The Pet Shop Boys, often seen as the articulate deep thinkers of British electronic Pop music return with their 13th Studio offering entitled Super on their x2 label. Super again sees the duo work with acclaimed producer Stuart Price after 2013s Electric was so well received by fans and critics alike. Written in London and Berlin and produced in Los Angeles, Super boasts 12 tracks of purely electronic compositions, that to quote Neil Tennant “We want to make it Electric but more so” meaning that they wanted this album to sound more electronic than their previous offering. Never ones to keep themselves away from their writing for any extended periods Tennant and his partner in crime Chris Lowe will also see themselves at London’s Royal Opera House in July for a run of four dates showcasing this album live with their Inner sanctum shows.
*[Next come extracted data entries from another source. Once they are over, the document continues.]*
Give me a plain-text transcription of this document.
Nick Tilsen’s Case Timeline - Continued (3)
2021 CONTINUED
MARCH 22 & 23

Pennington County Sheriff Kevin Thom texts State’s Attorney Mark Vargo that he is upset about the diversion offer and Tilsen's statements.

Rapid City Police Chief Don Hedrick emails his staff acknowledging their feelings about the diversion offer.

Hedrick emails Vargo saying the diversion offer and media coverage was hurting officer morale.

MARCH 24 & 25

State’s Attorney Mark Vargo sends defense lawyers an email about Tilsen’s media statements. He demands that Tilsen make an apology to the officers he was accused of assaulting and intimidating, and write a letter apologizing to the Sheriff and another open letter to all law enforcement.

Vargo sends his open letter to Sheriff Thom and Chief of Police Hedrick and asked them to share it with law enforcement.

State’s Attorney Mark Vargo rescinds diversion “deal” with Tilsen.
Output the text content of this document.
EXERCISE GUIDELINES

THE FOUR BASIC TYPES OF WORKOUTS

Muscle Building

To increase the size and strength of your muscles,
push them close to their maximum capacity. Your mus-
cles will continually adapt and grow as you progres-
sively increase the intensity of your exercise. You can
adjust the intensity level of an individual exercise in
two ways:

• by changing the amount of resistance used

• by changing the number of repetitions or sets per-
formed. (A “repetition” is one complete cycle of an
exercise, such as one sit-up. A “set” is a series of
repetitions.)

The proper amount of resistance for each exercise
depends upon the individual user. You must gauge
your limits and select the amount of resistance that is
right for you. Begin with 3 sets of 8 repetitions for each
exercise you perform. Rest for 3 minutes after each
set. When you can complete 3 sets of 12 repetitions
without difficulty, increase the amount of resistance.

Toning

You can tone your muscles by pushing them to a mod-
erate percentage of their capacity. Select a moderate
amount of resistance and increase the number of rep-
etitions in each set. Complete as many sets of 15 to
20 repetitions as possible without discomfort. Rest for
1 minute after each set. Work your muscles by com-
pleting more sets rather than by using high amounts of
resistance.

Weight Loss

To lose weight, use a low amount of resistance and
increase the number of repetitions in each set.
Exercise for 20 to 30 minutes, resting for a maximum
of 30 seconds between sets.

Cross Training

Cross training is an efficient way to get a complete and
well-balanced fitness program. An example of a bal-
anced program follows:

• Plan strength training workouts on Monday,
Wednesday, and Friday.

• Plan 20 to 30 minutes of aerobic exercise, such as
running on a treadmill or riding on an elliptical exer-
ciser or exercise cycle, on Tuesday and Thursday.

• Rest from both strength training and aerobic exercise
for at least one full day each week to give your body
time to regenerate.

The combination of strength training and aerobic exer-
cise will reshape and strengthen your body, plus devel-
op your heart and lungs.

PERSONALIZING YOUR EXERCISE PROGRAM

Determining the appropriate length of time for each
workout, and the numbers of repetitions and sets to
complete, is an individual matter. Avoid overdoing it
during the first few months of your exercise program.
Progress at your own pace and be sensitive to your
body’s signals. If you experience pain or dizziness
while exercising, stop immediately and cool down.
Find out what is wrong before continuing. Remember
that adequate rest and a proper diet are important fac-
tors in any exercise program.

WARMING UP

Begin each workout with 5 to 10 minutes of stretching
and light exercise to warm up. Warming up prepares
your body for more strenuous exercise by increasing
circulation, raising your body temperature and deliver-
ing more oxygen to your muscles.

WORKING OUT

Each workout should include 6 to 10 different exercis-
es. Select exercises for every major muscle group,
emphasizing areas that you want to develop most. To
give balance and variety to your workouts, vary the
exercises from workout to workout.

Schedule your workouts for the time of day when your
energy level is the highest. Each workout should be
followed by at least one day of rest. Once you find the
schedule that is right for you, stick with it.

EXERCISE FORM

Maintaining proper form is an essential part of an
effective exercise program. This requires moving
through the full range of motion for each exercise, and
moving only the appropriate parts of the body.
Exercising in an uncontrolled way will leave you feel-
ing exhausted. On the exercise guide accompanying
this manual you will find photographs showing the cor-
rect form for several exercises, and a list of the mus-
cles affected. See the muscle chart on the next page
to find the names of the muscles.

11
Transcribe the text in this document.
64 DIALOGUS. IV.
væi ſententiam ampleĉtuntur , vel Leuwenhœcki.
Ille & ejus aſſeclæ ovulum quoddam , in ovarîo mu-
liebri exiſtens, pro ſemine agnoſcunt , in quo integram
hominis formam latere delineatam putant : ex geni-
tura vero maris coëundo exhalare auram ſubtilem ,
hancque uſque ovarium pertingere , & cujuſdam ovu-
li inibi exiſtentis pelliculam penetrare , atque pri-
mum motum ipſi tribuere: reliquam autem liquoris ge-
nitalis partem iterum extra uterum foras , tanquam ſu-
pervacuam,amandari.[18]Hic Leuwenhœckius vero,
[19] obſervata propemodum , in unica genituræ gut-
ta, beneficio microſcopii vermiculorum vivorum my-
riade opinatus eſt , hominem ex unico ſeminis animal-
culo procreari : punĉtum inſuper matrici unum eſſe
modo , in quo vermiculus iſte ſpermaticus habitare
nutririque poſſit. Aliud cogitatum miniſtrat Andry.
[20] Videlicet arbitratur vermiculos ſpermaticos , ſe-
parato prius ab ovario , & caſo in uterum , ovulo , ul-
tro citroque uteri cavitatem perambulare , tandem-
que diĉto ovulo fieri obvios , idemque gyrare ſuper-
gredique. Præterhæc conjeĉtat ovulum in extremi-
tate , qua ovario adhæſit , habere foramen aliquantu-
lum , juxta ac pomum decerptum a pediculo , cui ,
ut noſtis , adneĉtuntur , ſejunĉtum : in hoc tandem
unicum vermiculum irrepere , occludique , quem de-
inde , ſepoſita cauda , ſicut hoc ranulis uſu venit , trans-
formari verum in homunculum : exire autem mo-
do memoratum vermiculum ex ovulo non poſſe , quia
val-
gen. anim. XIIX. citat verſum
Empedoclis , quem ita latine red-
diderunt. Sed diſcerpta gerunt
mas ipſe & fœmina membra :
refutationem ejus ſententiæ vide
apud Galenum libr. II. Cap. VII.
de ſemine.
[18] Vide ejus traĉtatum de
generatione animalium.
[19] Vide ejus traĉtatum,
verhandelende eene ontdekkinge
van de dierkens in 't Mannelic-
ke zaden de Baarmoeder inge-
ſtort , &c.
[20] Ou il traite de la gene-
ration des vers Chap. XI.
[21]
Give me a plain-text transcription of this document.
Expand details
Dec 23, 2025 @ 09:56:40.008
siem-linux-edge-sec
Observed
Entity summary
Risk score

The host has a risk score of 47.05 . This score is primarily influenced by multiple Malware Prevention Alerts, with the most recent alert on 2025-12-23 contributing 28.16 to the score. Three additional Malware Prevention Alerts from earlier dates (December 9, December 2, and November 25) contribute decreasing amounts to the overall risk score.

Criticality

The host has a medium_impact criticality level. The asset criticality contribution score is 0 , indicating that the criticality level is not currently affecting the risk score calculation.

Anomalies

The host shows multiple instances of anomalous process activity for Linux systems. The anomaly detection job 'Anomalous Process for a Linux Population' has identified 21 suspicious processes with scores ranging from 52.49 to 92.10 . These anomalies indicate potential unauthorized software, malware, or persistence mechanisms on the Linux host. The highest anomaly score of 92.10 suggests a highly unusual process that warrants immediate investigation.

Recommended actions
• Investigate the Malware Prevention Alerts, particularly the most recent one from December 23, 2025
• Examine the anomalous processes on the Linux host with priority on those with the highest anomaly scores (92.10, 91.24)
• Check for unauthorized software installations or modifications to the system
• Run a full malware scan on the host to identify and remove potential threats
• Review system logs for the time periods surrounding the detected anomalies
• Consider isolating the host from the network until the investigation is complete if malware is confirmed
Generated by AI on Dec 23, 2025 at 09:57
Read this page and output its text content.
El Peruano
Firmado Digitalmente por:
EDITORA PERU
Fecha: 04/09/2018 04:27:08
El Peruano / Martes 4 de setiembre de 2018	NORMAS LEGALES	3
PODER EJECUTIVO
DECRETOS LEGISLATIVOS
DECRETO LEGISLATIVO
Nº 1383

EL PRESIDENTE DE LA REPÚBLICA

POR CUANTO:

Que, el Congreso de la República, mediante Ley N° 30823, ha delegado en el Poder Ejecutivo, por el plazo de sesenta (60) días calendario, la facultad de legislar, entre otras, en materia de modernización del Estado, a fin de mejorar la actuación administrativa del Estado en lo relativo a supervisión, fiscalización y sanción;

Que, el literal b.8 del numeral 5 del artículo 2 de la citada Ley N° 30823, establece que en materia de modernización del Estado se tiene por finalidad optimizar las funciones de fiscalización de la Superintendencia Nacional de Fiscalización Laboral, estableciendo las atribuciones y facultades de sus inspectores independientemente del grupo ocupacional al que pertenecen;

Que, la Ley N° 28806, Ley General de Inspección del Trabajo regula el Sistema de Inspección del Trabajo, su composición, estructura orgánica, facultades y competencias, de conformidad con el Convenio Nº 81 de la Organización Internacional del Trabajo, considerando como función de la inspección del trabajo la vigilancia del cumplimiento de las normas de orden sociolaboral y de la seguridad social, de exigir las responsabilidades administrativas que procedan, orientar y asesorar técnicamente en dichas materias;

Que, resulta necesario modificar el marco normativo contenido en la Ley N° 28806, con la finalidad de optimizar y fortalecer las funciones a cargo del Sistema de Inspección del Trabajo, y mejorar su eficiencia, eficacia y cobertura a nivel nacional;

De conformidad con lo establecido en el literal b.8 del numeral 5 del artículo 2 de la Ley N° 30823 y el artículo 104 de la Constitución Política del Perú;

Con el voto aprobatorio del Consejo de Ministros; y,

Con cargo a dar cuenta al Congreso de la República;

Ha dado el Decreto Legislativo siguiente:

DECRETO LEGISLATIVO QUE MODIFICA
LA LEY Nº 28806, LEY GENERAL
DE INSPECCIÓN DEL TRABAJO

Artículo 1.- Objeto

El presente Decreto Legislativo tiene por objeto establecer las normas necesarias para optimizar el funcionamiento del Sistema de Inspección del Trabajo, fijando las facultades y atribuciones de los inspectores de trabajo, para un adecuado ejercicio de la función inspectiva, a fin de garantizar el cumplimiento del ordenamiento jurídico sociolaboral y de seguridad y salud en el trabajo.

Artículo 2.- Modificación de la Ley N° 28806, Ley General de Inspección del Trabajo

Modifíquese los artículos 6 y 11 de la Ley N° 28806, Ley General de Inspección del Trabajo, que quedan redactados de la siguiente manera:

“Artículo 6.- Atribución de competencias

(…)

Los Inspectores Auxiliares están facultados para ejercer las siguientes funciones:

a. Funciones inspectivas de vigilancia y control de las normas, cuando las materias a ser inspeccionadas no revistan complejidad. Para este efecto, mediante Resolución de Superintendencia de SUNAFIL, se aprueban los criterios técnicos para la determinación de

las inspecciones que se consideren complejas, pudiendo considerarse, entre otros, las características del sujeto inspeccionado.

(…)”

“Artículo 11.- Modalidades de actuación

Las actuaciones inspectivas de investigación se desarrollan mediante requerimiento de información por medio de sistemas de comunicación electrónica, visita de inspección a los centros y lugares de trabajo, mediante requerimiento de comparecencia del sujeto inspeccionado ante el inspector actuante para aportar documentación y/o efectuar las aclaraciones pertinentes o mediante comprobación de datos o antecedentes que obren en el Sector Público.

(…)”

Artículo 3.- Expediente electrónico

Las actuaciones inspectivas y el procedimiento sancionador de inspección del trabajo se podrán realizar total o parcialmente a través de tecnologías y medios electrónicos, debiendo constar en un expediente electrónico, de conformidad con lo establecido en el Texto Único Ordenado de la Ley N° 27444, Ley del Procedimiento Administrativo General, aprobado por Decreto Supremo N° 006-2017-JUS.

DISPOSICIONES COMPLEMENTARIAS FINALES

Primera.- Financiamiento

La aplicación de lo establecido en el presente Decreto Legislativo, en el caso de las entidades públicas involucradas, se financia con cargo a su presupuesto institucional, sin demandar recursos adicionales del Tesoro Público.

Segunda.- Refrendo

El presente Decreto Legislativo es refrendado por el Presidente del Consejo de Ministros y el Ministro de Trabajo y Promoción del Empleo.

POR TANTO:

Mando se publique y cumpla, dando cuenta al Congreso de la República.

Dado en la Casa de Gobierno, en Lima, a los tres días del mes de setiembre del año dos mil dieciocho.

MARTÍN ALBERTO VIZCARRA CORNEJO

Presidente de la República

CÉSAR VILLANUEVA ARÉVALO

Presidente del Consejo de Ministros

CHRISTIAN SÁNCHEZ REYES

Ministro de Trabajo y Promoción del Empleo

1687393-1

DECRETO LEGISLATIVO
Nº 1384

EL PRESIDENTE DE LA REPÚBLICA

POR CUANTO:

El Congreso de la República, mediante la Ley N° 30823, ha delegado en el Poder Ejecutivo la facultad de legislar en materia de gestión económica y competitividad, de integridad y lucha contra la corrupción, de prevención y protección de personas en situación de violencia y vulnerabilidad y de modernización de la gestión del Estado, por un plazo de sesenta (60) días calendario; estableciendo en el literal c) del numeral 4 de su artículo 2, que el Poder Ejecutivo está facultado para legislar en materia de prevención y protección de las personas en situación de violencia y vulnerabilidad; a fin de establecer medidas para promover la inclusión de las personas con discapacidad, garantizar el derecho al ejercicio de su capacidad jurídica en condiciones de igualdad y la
The boys will see Super hit the shelves on April fools day and embarking on the first listen with the opening album track Happiness getting us under way one could not help feeling that we had become the victim of an April Fools prank! What is this, PSB meets Aviici? The track starts in the expected electro fashion with some distorted vocal and punchy beats before Tennant starts singing “Its a long way to happiness/a long way to go/but i’m gonna get there boy the only way I know“, the latter line sung with a Country and Western twang backed by some annoying harpsichord type melody. That given the actual music is particularly well done with some fine example of house styling only to be ruined by the overtly irritating vocal.
The first single from the album The Pop Kids sets us back to the level expected from the Pets grinding out a 90s house melody with cool lyrics not unlike something 1990’s Behaviour would have featured, but the standard slips again on Twenty- Something with its annoying pitter patter beat and melody that reminisces of dodgy Eastern European eurovision entries. Groovy follows with a heavy dance beat and a few crowd samples thrown in for party atmosphere and comes across as an extremely pleasant feel good track that certainly evokes those summer holiday partying memories. Following this The Dictator Decides commences Tennant and Lowes melancholic brilliance, missing from the last album but produced quite spectacularly here with warm colourful electronics and a softly spoken vocal that’s as easily as identifiable as themselves but doesn’t fall into the repetitive sound that has been directed at them on previous occasions.
The final 30 seconds of this track with it’s deep bass and choral beauty showcase’s the brilliance that this band are still obviously capable of. Pazzo! Explodes into electronic life with 2 and three quarter minutes of dance heaven throwing in a bit of a euro-disco bassline with simplified electro noises and distorted remarks.
The first track aired from Super, the club inspired Inner Sanctum features next with its marauding bass and Matt Darey, Beautiful styled synth backdrop that threatens to erupt into a Trance like crescendo but unfortunately just falls short of the the euphoric high that would be so common place in a Super-club like Berlin’s Berghain. Undertow is PSB by numbers and nothing out of the ordinary, but pleasant all the same if not slightly generic. Following this comes the ballad styled Sad Robot World which pitches the high range of Tennants voice against some very analogue downbeat keys. Slightly crestfallen in sound style, it doesn’t disappoint and is a solid electro ballad. Say It to Me follows, kicking in with a Balearic beat prior to emerging as another house styled track this time in the guise of Italian Euro-dance act Livin’ Joy sporting similarities to their anthemic chorus accompaniment featured on 94’s dance floor filler ‘Dreamer’. A driving synthetic bass rhythm powers Burn along with some stereotypical booming Pet Shop Boys Orchestral pomp.
All very familiar sounding until you find this intertwined with an awkward sounding electronic riff that although unconventional works well and leads the song into something captivating. Into Thin Air finishes the album with its drum heavy backbone and engulfing electronics ever building as the song grows. Calmly sung and cleverly layered this mid tempo creation is as clever as it is composed showing some excellent production throughout.
Super is not going to be regarded as a Pet Shop Boys classic by any stretch and will divide the fan base with its retro house styling and minimal vocal output. If this were juxtaposed with say Electric for instance then no one would bat an eyelid but, comparing to much of their back catalogue, classics like Actually, Introspective and Behaviour this would come across like a remix album and not something that Tennant and Lowe have meticulously articulated for months on end fine tuning every detail until nearing perfection. The thing about this album is that its a decent listen and at times very enjoyable, but Super is…… just not quite that!